Following on from How Institutions Think (2017), and The Curatorial Conundrum, What to Study? What to Research? What to Practice? (2016), I will shortly start work on Curating after the Global. Following a conference at the Luma Foundation in Arles in September 2017, the book aims to address curating with respect to questions of locality, geopolitical change, the reassertion of nation states, and violent diminishing of citizen and denizen rights across the globe.
It has become commonplace to talk of a globalised art world, with specific circulations of discourses, commodities, and individuals, and even to speak of contemporary art as a driver of globalisation. This universalisation of what art is, or can be, is often presumed to be claimed at the cost of local traditions and any sense of locality and embeddedness. But what exactly does it mean to be global, or to be local in the context of artistic, curatorial, and theoretical knowledge and practice?

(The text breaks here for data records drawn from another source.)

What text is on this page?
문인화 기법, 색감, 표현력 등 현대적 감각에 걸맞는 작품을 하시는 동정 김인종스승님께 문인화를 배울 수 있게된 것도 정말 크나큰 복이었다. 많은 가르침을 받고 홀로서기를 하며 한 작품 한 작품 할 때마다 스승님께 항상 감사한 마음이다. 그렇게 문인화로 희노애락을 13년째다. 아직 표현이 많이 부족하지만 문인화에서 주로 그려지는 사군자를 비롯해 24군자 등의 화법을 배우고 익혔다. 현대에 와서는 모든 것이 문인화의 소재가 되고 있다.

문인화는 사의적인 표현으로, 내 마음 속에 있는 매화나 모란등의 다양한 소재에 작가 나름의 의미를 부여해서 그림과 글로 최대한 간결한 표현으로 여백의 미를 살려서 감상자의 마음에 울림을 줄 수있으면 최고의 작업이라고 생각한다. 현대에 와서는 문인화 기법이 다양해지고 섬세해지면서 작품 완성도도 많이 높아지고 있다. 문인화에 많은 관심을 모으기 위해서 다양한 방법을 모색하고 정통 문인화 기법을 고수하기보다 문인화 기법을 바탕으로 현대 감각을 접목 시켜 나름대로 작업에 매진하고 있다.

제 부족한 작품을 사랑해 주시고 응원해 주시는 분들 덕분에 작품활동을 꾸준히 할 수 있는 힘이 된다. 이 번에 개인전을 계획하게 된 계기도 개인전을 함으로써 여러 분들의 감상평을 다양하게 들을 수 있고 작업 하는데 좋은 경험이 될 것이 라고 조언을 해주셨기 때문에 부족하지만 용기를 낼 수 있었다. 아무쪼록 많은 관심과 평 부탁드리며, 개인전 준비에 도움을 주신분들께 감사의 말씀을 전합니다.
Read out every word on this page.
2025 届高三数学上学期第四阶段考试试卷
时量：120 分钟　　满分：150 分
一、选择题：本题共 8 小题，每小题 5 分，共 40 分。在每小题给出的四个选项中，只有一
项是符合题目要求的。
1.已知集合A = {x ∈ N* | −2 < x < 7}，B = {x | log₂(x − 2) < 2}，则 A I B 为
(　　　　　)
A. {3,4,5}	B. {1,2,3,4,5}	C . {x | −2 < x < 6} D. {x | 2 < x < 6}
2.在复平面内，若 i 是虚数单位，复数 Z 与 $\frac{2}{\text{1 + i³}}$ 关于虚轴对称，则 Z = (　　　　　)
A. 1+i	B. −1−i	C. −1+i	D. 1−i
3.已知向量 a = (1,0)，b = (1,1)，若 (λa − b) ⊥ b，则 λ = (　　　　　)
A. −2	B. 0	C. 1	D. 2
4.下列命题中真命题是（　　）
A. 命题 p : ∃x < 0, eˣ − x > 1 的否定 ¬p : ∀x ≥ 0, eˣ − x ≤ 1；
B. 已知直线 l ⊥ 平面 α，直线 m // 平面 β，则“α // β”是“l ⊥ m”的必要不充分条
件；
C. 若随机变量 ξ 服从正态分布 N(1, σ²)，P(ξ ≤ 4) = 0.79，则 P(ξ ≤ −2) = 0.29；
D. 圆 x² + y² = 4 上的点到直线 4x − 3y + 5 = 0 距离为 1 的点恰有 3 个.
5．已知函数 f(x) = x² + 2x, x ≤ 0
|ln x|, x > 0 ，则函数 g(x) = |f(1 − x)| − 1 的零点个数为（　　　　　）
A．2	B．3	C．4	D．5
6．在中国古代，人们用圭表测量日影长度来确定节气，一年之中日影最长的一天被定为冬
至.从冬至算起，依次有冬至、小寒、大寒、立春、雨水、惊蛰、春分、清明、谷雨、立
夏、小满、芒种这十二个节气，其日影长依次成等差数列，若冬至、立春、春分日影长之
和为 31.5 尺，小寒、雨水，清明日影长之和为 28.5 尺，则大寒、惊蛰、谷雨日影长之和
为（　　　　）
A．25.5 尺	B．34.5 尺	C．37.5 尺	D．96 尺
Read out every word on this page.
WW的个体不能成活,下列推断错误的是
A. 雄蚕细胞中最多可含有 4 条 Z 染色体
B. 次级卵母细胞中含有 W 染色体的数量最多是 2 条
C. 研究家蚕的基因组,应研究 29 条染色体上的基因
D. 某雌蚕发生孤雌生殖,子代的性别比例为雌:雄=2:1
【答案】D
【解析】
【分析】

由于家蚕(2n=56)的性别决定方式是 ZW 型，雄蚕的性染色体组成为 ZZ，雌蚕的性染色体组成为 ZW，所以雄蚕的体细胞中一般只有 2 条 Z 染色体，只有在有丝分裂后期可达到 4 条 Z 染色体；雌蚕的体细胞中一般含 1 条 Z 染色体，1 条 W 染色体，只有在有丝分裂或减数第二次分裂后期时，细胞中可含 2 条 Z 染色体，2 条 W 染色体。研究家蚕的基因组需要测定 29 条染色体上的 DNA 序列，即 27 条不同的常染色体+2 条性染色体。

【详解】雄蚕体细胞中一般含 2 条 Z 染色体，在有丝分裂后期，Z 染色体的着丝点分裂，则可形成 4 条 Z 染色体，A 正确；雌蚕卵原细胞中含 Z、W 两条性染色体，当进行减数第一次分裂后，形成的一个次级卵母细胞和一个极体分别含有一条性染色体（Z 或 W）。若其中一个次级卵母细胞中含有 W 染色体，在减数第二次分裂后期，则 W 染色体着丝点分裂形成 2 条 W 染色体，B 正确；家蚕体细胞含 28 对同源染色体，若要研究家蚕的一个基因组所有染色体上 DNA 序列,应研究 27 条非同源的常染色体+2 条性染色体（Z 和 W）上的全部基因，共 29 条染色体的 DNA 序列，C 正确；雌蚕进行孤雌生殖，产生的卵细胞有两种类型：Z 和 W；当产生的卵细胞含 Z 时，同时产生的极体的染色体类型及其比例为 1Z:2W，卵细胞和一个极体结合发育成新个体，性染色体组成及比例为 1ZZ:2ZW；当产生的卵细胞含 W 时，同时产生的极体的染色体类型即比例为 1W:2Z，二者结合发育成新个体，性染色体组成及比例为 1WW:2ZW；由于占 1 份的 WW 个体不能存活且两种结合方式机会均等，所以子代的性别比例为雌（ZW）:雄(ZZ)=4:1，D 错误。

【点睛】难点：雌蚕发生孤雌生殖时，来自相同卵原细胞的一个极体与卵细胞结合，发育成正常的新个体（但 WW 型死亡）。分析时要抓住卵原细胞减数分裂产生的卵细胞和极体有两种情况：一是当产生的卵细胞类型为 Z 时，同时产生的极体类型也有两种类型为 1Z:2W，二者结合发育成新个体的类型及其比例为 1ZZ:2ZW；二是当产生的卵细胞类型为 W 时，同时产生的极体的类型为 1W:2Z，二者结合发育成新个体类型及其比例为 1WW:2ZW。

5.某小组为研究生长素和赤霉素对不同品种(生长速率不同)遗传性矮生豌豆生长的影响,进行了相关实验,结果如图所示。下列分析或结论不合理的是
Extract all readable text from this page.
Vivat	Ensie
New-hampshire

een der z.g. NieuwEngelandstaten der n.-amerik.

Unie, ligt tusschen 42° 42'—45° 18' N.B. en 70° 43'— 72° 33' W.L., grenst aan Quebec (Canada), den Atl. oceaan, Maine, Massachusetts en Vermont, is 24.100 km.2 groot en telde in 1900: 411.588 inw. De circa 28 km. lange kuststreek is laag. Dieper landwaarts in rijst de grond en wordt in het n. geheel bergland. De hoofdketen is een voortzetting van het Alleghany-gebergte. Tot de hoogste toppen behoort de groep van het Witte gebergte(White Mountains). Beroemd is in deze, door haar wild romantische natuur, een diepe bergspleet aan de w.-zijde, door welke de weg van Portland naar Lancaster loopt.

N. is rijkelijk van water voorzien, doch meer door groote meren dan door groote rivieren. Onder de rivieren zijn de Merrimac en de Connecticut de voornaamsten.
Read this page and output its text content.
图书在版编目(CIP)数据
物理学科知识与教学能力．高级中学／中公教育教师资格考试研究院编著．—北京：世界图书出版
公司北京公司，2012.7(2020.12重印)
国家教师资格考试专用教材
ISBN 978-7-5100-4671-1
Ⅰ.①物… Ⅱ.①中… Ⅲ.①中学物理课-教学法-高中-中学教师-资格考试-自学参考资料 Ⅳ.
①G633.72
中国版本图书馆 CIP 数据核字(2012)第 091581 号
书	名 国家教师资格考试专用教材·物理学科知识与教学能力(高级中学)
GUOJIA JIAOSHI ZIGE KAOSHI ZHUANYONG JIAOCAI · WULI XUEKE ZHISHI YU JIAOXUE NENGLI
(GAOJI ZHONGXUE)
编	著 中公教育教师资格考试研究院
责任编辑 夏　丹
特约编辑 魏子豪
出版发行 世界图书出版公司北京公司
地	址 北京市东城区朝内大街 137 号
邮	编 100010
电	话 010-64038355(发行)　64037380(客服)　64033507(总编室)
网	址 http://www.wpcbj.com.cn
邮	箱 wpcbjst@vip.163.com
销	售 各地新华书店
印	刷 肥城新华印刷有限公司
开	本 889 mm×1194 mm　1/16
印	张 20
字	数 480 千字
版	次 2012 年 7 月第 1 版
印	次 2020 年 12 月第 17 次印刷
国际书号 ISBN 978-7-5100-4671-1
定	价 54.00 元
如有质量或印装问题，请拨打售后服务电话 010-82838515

The book will approach these questions in four sections, which include diagnoses of current conjuctures, exhibition histories, institutional repositioning and roadmaps for the future. The editors are Paul O’Neill, Simon Sheikh, Lucy Steeds and Mick Wilson. Among the contributors are: Marwa Arsanios, Athena Athanasiou, María Berríos and Jakob Jakobsen, Ntone Edjabe and David Morris, Liam Gillick, Alison Greene, Prem Krishnamurthy & Emily Smith, Emmanuelle Lainé, Nkule Mabaso, Qalander Bux Memon, Morad Montazami, Paul-Emmanuel Odin, Vijay Prashad, Kristin Ross, Grace Samboh, Sumesh Sharma, Joshua Simon, Hajnalka Somogyi and Françoise Vergès. The book will be designed by Julia and is due out in 2019, published by The MIT Press.